Single by Anything Box

from the album Peace
- B-side: "Time to Go"/"Living in Oblivion (Slow Mix)" (1988 release) "Living in Oblivion" remixes (1990 release)
- Released: 1988 / 1990
- Genre: Synth-pop
- Length: 4:30
- Label: Epic
- Songwriter: Claude S.
- Producer: Jon St. James

Anything Box singles chronology
| "Beat of Life / I Know What You Want" (1988) | "Living in Oblivion" (1988) | "Jubilation (This Thing Called Life)" (1990) |

= Living in Oblivion (song) =

"Living in Oblivion" is a song by American synthpop band Anything Box. It was initially self-released by the band as a 12" single in 1988, with "Time to Go" and "Living in Oblivion (Slow Mix)" on its B-side. It was released again in 1990 as their first major label single, on Epic Records. The song is from their debut album Peace.
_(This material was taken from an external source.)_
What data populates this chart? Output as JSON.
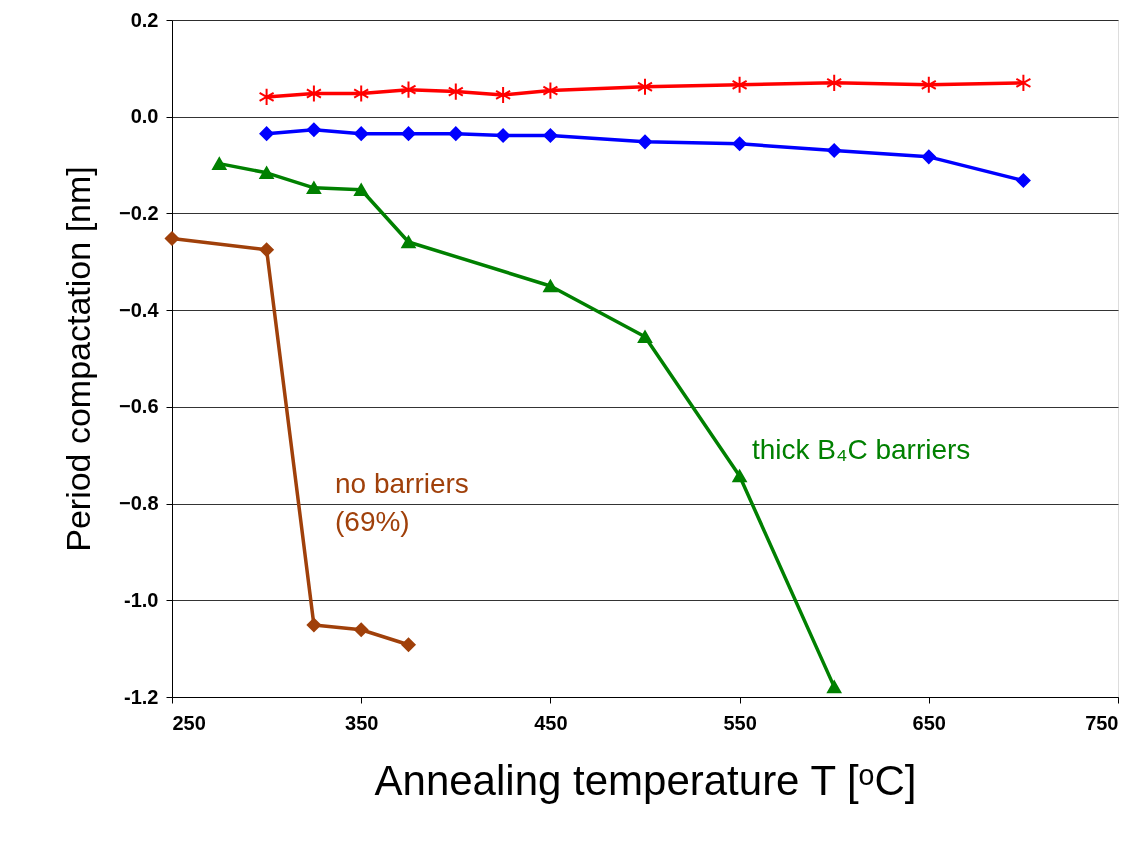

It was the band's first chart hit, and only single to appear on the Billboard Hot 100, where it reached No. 65. On the Billboard Dance Club Songs chart, the song peaked at No. 10.

A new version titled "Living in Oblivion (MCMXCVI A.D.)" was released in 1996 on their label Orangewerks which contained additional remixes by Digital 3, Paul Robb, Rythmus and Seven Red Seven.